For as good as Garnacho has been on the right wing, I’d still be a little skeptical about running back a front three of Rashford, Hojlund, and Garnacho again. Hojlund isn’t a creator or facilitator, he’s a get me the ball so I can finish type of striker. Both Rashford and Garnacho are we want to get to the middle and shoot type wingers. That’s not a great dynamic when there’s only one ball. There’s a reason United were 10th in xG and 9th in goals scored. You need another creator in there besides Bruno.
If Ten Hag is going to succeed with them, he needs Hojlund to get the ball more and convert his chances at roughly the same pace. He’ll need Rashford to snap into better form. Most importantly, he’s not just going to need Garnacho to improve, he’s going to need Garnacho to make “the leap.” Some of those things might be mutually exclusive.
That’s the job Ten Hag has and I hope he can do it. One thing I’ll be paying close attention to this season is how Ten Hag responds to questions in his press conferences. I’m not looking for him to be more truthful - managers never tell the truth in press conferences and that’s not going to change. I’m looking to see whether he shows some accountability and acknowledges the need to build on things or if he’s going to continue to do what he did last season and just make excuses. If he does the former, it’s an indication that he’s concerned with the project of United. If he’s just making excuses again, he’s more concerned about getting his next job.
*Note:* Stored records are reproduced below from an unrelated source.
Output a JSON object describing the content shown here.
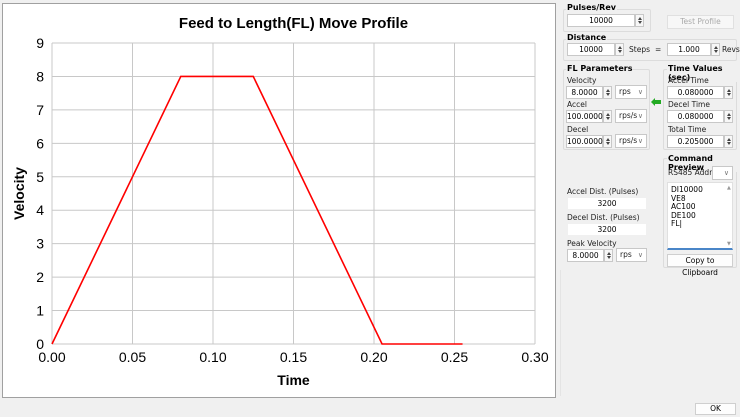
{
  "chart_data": {
    "type": "line",
    "title": "Feed to Length(FL) Move Profile",
    "xlabel": "Time",
    "ylabel": "Velocity",
    "xlim": [
      0.0,
      0.3
    ],
    "ylim": [
      0,
      9
    ],
    "x_ticks": [
      "0.00",
      "0.05",
      "0.10",
      "0.15",
      "0.20",
      "0.25",
      "0.30"
    ],
    "y_ticks": [
      "0",
      "1",
      "2",
      "3",
      "4",
      "5",
      "6",
      "7",
      "8",
      "9"
    ],
    "grid": true,
    "series": [
      {
        "name": "Velocity",
        "color": "#ff0000",
        "x": [
          0.0,
          0.08,
          0.125,
          0.205,
          0.255
        ],
        "y": [
          0,
          8,
          8,
          0,
          0
        ]
      }
    ]
  },
  "pulses_rev": {
    "title": "Pulses/Rev",
    "value": "10000"
  },
  "test_profile_label": "Test Profile",
  "distance": {
    "title": "Distance",
    "steps_value": "10000",
    "steps_label": "Steps",
    "equals": "=",
    "revs_value": "1.000",
    "revs_label": "Revs"
  },
  "fl_params": {
    "title": "FL Parameters",
    "velocity_label": "Velocity",
    "velocity_value": "8.0000",
    "velocity_unit": "rps",
    "accel_label": "Accel",
    "accel_value": "100.0000",
    "accel_unit": "rps/s",
    "decel_label": "Decel",
    "decel_value": "100.0000",
    "decel_unit": "rps/s"
  },
  "time_values": {
    "title": "Time Values (sec)",
    "accel_time_label": "Accel Time",
    "accel_time_value": "0.080000",
    "decel_time_label": "Decel Time",
    "decel_time_value": "0.080000",
    "total_time_label": "Total Time",
    "total_time_value": "0.205000"
  },
  "distances": {
    "accel_label": "Accel Dist. (Pulses)",
    "accel_value": "3200",
    "decel_label": "Decel Dist. (Pulses)",
    "decel_value": "3200",
    "peak_label": "Peak Velocity",
    "peak_value": "8.0000",
    "peak_unit": "rps"
  },
  "command_preview": {
    "title": "Command Preview",
    "rs485_label": "RS485 Addr.",
    "rs485_value": "",
    "text": "DI10000\nVE8\nAC100\nDE100\nFL|",
    "copy_label": "Copy to Clipboard"
  },
  "ok_label": "OK",
  "colors": {
    "series": "#ff0000",
    "arrow": "#22aa22",
    "focus_underline": "#4a86c8"
  }
}
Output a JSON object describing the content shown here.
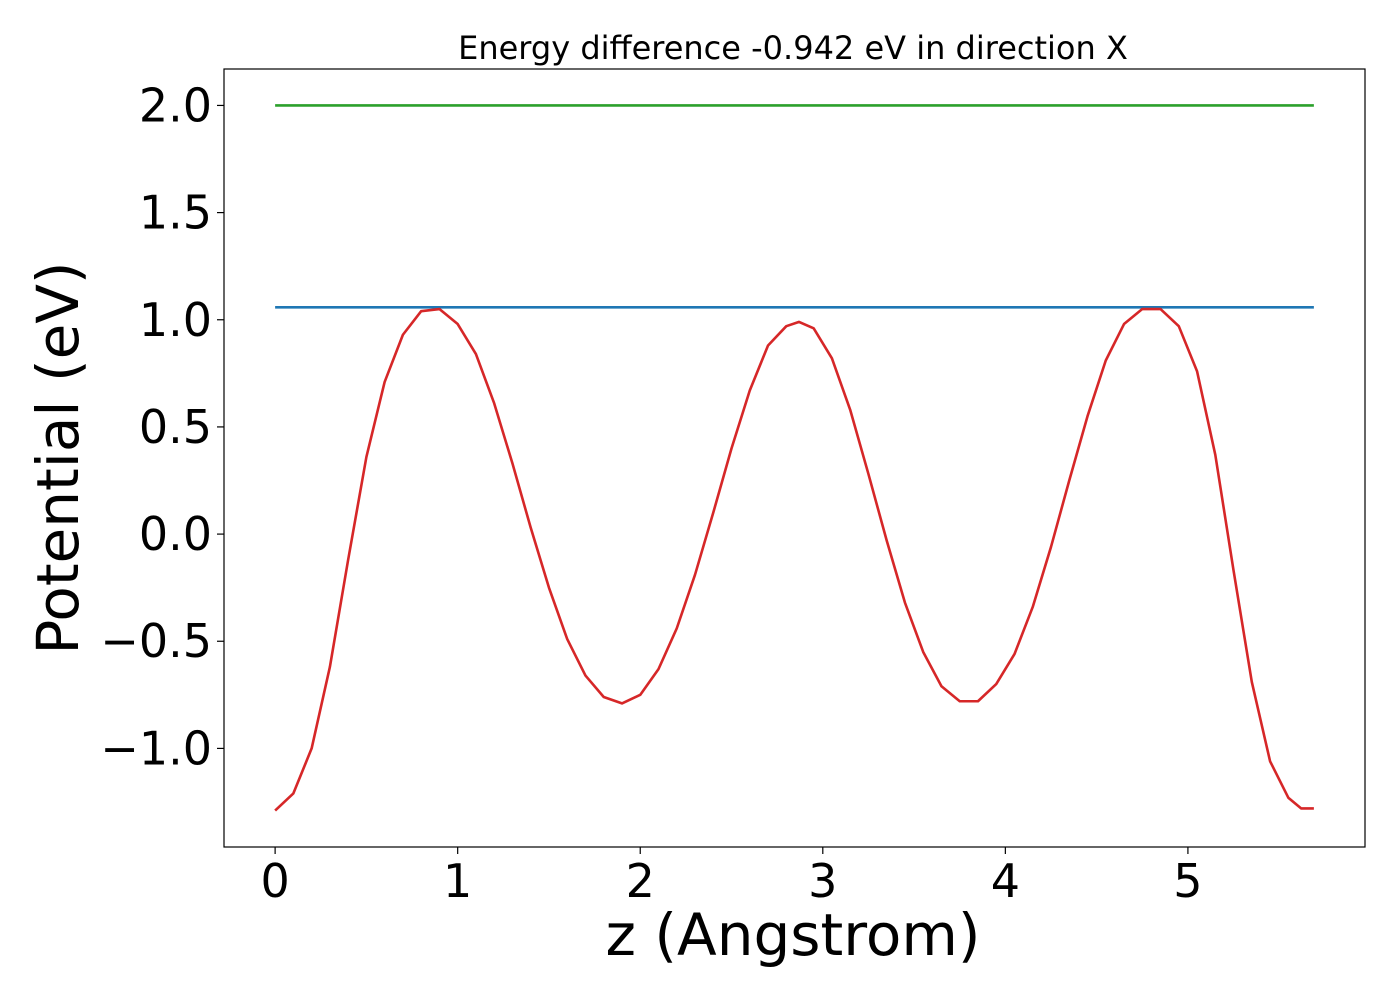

Recent history doesn’t give a lot of reason to be optimistic about him fixing things. It seems much more like he’s a lame duck out there just to kill some more time. The vibe I’ve gotten over the past few months has always been that a potential extension would be far more circumstantial than a vote of confidence.
For months United have been kicking the Ten Hag can down the road. Has anything really changed?
The injuries were really skewed in affecting the defenders far more than the attackers
Or if they were going to, why they were strongly looking at Thomas Tuchel who you wouldn’t expect to last much more than a year.
Same old, same old verbage - look how back we were, mistakes EtH made, is he the right person. 100s of hacks have written the same article. Why not do something different for a change. Write an article featuring all the positives from the season. Now would that not be novel!
Ten Hag is largely at fault for the injuries on the team and can't say I'm happy with keeping him. Nice job with the article!